Pochi carboidrati per gli sportivi
Dal punto di vista pratico, la dieta Zona può portare con sé diversi vantaggi. Una suddivisione bilanciata dei macronutrienti aiuta spesso a controllare meglio la fame nervosa e rende i pasti più sazianti, riducendo la tendenza a eccedere con gli zuccheri. Questo può essere utile soprattutto per chi è sedentario o quando si attraversano periodi della vita in cui la sensibilità insulinica tende fisiologicamente a diminuire, come accade con l’avanzare dell’età.

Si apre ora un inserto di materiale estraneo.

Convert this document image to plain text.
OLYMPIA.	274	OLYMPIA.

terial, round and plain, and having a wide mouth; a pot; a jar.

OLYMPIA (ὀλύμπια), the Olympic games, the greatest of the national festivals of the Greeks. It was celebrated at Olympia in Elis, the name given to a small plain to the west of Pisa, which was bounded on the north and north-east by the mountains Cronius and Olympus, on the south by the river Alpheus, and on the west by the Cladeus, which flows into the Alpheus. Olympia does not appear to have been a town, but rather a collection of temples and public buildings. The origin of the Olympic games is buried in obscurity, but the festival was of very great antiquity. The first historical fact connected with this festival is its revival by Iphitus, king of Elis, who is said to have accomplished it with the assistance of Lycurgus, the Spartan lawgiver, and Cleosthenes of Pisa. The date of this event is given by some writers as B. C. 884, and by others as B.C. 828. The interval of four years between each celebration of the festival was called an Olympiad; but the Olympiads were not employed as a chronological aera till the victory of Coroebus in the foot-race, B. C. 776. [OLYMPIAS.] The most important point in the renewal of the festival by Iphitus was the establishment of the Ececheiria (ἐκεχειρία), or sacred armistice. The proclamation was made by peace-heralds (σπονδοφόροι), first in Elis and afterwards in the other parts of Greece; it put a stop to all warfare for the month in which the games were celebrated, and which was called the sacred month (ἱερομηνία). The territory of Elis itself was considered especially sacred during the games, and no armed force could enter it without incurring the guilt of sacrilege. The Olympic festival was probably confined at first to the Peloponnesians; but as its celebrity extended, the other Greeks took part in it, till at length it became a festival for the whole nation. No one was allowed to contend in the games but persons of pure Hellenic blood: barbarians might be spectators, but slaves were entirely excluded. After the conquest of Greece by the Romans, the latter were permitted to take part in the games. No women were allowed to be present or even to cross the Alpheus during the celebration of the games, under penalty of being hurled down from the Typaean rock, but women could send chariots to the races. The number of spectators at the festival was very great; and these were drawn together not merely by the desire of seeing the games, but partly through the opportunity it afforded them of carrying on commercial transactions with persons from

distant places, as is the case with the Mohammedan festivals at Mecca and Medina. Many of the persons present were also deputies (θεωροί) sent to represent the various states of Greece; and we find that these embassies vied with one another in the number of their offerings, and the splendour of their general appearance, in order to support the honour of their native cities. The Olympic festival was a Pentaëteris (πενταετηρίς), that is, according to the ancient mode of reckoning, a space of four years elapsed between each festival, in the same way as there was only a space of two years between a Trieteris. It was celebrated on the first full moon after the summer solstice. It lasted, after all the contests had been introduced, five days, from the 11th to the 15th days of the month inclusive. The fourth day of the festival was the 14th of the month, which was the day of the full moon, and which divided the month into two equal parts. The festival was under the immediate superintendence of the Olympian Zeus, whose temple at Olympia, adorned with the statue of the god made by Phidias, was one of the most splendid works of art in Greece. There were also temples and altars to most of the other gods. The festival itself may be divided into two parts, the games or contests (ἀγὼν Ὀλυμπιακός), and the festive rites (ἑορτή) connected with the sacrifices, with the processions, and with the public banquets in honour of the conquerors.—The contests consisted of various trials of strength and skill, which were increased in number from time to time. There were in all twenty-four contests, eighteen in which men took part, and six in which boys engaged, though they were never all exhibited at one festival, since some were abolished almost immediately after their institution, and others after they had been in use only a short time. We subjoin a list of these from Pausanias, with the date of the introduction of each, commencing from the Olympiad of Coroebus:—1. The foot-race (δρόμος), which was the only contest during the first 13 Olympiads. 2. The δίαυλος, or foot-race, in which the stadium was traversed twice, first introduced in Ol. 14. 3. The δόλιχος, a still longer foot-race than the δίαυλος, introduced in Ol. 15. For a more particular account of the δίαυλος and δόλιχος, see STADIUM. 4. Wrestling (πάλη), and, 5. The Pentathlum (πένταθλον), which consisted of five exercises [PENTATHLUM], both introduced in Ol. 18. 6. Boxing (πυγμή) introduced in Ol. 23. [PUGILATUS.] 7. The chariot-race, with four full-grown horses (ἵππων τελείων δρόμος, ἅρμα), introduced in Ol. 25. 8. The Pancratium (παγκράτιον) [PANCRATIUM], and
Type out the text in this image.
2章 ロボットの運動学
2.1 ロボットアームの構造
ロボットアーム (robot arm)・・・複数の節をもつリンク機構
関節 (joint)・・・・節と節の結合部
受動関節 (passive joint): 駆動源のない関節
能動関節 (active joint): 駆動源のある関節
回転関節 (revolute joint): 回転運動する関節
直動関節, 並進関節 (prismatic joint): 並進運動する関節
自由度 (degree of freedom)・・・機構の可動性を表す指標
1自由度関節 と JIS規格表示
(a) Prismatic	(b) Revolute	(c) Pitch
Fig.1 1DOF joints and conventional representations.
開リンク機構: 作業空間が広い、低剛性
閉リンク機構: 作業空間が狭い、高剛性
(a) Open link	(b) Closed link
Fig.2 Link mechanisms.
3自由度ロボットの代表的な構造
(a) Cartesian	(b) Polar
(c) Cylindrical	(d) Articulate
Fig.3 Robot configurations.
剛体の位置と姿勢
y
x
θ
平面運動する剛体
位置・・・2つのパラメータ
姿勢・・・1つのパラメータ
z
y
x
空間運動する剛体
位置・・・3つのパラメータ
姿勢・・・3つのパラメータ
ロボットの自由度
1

Esistono però anche diversi limiti, soprattutto quando si parla di sport. Per chi pratica attività di endurance, come il ciclismo, la quota di carboidrati proposta in questa dieta risulta generalmente troppo bassa per sostenere allenamenti lunghi o intensi. Il corpo di uno sportivo attivo utilizza principalmente glucosio come carburante e ridurre l’apporto glucidico può portare a cali di performance, difficoltà di recupero e sensazione di stanchezza anticipata. Inoltre, l’organizzazione dei pasti attraverso i blocchi richiede una certa costanza che non sempre è compatibile con la vita quotidiana, le mense aziendali, i viaggi o le giornate lavorative più impegnative.


Un modello da adattare
In conclusione, la dieta Zona può rappresentare uno strumento interessante in alcuni momenti dell’anno o in specifiche fasi dell’allenamento, soprattutto nei periodi di ridotta attività fisica o nelle giornate di recupero. Tuttavia, per chi pratica sport di endurance, il rapporto 40-30-30 rischia di essere troppo rigido e di non garantire l’energia necessaria per completare gli allenamenti e per ricostituire adeguatamente le riserve di glicogeno muscolare.
Come sempre, l’aspetto più importante è adattare il modello alimentare allo stile di vita di ciascuno: non è la dieta a fare la persona, ma il contrario. La dieta giusta è quella alla quale il corpo risponde bene, l’energia è stabile, il sonno è ristoratore e si percepisce una sensazione di benessere aumentata.